Leon Monet, brother of Claude
From March 15 to July 16, the Musée du Luxembourg in Paris is presenting an unprecedented exhibition dedicated to Léon Monet (1836-1917), the painter's somewhat forgotten brother. Both a color chemist, an industrialist and a collector, Léon Monet played a decisive role in the career of the artist. In 1872, when Claude Monet, back in Le Havre, painted Impression, rising sun, Léon founded the Industrial Society of Rouen and employed Jean, Claude's eldest son, as a chemist. He will bring all his life an active support to his brother and his impressionist friends.

With a "cordial and frank" character and a "lively and prompt" intelligence, Léon Monet brought together a collection of paintings, drawings and Japanese prints, which included the names of Claude Monet, Camille Pissarro, Auguste Renoir, Alfred Sisley, Blanche Hoschédé-Monet, Berthe Morisot, among the most illustrious, and which will become one of the most remarkable modern art ensembles in the Rouen region.

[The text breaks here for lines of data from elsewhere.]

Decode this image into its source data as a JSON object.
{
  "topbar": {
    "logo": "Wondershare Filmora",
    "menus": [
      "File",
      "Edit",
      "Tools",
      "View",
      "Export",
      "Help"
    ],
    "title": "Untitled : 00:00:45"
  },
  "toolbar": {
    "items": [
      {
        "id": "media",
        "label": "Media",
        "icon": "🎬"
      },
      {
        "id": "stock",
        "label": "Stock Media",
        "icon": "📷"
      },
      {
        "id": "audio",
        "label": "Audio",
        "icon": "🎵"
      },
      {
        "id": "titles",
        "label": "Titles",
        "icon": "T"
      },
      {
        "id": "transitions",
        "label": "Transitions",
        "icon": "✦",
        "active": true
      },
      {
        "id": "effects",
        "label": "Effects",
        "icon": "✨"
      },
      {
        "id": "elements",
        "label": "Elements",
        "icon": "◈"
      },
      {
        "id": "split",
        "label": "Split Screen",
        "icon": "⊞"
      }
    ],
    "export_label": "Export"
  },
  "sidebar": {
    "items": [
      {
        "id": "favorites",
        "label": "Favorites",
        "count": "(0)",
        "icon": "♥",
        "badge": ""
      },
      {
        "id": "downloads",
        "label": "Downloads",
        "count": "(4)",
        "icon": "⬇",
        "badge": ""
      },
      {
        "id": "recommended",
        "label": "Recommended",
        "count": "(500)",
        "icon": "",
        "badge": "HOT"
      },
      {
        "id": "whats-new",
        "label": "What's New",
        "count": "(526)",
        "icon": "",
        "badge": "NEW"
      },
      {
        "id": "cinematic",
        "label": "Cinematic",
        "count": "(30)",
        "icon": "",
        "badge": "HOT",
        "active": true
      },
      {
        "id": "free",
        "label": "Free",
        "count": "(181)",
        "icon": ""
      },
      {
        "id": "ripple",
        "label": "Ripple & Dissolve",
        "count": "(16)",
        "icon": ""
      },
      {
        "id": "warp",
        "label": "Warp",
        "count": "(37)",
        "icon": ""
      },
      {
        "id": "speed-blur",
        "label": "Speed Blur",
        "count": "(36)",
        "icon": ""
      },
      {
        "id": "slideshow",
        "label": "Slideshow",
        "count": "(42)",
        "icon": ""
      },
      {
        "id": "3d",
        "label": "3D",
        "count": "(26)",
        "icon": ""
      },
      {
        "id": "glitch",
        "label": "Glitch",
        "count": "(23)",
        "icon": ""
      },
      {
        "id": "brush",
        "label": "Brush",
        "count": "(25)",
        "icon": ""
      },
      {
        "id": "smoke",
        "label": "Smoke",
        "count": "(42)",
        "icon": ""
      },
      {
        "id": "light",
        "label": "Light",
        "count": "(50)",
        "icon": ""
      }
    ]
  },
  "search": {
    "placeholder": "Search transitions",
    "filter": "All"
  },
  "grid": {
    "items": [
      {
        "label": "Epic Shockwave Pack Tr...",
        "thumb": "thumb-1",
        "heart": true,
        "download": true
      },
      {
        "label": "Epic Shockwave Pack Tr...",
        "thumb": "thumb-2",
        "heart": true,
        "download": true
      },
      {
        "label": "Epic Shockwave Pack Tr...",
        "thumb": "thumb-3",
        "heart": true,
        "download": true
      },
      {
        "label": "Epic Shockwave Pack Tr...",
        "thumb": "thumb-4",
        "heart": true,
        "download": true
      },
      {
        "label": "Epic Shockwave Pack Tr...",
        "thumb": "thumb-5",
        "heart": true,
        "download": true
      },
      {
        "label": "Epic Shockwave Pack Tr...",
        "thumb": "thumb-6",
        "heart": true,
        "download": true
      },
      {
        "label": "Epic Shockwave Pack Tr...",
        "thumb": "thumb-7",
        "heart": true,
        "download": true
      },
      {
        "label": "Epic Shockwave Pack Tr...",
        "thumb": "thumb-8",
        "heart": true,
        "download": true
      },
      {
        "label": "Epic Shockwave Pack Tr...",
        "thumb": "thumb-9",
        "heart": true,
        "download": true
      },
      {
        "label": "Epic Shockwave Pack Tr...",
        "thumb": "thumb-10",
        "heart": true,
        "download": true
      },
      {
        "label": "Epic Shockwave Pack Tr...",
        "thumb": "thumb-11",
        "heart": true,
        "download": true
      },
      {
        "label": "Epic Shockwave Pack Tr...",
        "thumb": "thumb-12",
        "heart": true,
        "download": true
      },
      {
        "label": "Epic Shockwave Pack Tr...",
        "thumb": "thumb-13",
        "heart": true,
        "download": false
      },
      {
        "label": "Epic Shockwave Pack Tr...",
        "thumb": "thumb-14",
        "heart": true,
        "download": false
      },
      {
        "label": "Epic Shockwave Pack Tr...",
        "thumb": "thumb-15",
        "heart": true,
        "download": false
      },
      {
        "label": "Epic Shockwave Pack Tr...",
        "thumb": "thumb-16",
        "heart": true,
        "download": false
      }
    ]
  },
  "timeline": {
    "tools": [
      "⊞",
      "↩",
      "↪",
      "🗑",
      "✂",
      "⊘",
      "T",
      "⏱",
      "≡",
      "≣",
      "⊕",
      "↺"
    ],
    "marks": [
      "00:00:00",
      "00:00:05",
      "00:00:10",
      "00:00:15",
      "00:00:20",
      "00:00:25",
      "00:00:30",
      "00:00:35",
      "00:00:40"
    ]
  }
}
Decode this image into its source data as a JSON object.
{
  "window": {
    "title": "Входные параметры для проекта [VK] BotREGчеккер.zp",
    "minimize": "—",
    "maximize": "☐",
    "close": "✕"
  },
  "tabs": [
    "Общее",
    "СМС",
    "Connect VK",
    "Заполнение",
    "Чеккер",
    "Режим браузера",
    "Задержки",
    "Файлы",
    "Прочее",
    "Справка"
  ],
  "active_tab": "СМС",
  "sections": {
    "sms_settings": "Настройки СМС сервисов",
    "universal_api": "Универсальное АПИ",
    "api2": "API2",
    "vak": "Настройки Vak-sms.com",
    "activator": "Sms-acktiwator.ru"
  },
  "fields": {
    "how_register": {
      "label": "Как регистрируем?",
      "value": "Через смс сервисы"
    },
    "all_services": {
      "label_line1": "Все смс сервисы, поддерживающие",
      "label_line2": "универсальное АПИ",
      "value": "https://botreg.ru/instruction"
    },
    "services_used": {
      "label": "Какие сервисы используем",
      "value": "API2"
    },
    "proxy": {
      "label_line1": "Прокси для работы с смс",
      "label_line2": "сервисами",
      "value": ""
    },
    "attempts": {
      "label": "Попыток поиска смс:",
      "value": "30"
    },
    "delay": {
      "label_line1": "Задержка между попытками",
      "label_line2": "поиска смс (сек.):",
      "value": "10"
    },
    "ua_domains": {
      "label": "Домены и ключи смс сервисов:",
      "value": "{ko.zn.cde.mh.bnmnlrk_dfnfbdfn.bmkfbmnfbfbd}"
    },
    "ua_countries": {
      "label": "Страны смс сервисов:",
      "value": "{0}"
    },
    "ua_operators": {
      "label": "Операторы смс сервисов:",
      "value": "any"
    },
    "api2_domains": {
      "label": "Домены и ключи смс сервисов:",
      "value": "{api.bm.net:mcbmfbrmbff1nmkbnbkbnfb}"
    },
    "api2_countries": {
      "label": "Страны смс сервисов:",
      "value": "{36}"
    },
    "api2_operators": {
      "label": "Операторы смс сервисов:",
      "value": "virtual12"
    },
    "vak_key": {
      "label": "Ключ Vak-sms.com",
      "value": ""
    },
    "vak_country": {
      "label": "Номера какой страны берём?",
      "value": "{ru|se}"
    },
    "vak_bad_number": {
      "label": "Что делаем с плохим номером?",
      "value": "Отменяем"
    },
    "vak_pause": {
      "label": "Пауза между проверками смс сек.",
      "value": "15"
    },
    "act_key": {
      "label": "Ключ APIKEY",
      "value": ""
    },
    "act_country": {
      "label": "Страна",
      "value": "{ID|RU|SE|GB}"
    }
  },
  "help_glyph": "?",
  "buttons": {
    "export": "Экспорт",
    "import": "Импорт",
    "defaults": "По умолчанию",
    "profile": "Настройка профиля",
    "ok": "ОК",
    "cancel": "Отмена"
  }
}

The exhibition catalog brings together an abundant and unpublished iconography, showing all the works from Léon Monet's collection, including a large selection of pages from Claude Monet's first sketchbook dated 1856. It also brings together photographs hitherto kept in family albums, alongside rare archival documents and color charts of colored fabrics with synthetic sparkles, testimonies of Léon's industrial activity.

19, rue de Vaugirard
75006 Paris
In his art history lectures, Fabrice Roy combines the past with the present, in a poetic and playful evocation of the French 19th century...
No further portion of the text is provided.